Table 1. Summary of the Theoretical Ions and the Features Computed from PSM^a.

	fragment site	productions
1	backbone	b, b – water, b – ammonia
		a, a– water, a – ammonia
		y, y – water, y – ammonia
2	backbone closest to C-terminus	b + water, a + water
3	between lysine side	precursor, precursor – water, precursor – ammonia
	chain and the linker	precursor + linker, precursor + linker-water precursor + linker – ammonia, precursor + linker – double water
	features
1	number of cleavage sites supported by a matched prefix ion (i.e., b and a)
2	number of cleavage sites supported by a matched suffix ion (i.e., y)

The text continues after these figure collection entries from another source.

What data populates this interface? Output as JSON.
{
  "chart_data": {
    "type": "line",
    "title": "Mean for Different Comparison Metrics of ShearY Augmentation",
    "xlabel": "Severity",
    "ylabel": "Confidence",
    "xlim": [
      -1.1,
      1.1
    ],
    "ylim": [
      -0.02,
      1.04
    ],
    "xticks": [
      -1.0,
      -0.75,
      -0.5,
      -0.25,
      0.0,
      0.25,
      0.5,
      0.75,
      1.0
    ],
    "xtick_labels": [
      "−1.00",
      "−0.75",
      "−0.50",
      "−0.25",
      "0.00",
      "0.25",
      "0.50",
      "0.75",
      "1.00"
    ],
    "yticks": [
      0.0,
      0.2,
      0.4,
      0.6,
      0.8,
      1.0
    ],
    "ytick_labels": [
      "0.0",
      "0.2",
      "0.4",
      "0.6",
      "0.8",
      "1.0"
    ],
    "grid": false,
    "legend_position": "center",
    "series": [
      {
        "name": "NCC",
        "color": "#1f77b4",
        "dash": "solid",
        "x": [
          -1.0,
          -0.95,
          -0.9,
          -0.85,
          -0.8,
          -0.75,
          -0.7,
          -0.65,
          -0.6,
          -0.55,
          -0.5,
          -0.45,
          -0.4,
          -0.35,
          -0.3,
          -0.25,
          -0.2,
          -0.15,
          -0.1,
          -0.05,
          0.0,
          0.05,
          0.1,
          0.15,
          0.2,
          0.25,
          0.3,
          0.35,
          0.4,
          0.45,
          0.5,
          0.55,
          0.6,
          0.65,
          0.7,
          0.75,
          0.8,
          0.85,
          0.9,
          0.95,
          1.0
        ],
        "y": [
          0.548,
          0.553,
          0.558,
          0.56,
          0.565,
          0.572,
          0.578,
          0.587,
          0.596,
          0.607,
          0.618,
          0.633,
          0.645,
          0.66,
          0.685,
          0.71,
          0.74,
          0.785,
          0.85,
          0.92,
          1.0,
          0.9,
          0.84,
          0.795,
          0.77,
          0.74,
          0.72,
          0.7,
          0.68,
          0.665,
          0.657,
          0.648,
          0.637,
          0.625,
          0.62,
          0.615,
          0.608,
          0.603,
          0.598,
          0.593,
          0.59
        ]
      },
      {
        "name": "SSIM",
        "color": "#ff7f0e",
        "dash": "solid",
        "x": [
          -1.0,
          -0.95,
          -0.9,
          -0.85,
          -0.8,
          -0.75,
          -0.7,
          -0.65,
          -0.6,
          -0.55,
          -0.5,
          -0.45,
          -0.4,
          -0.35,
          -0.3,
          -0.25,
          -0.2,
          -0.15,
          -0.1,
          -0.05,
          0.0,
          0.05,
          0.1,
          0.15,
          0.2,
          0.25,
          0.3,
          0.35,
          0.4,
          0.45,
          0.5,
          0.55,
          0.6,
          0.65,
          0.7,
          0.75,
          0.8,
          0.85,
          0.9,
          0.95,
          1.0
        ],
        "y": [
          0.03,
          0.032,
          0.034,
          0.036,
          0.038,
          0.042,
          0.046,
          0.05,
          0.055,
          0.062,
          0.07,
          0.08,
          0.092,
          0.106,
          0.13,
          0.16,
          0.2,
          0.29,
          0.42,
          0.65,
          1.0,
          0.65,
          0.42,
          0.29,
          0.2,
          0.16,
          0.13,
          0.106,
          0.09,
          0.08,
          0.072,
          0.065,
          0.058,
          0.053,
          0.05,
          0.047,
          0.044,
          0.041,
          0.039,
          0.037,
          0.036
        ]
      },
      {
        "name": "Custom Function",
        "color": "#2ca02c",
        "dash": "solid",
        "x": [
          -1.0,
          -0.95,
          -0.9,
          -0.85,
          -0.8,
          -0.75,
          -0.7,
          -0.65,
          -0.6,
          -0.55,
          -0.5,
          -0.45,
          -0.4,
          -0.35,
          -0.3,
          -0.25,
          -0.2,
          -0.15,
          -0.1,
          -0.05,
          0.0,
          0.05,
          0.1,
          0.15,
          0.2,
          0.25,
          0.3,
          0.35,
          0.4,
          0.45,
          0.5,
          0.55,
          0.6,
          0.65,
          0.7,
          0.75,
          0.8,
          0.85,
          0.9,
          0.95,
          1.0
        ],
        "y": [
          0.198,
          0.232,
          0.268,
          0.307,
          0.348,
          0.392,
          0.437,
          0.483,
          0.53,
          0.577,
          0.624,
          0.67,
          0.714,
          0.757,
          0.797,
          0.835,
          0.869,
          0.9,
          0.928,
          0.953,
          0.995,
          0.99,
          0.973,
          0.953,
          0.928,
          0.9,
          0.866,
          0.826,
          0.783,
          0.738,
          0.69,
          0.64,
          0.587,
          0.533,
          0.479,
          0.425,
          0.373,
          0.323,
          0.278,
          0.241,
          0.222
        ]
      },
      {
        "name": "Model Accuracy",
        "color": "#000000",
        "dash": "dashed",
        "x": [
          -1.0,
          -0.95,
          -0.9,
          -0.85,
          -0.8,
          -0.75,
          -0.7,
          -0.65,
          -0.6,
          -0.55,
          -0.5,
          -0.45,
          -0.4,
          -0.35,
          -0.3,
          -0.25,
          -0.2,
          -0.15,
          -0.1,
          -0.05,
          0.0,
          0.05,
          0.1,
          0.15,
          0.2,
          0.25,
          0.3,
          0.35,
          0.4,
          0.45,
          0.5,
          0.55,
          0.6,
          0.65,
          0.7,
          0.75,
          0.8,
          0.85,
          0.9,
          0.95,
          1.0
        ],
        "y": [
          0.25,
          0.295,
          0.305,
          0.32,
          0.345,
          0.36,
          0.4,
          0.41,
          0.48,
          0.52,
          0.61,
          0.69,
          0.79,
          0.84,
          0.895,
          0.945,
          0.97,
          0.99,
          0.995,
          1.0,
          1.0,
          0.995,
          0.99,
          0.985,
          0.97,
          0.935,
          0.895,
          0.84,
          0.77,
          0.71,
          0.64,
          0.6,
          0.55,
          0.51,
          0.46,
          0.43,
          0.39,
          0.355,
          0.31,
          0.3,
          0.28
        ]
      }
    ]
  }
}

3	length of longest consecutive cleavage sites supported by a matched prefix ion
4	length of longest consecutive cleavage sites supported by a matched suffix ion
5	binary value indicating if a precursor ion (e.g., precursor + linker) matched an experimental peak
6	percentage of experimental peaks that can be assigned
7	percentage of total experimental peak intensities that can be assigned
8	peptide length

^aGiven PSM (α, β, S), the masses of theoretical ions are first computed by assuming a single cleavage at each peptide bond for α and β, which leads to the regular b, y, and a ions. In addition, we consider the ions resulting from the dissociation of the bond between the side chain of the cross-linked residue and the linker (e.g., the bond between lysine's amino group and DEST). The matching between the theoretical ions and the peaks in S are represented as feature vectors for α and β separately, giving rive to x_α and x_β (each having a length of eight).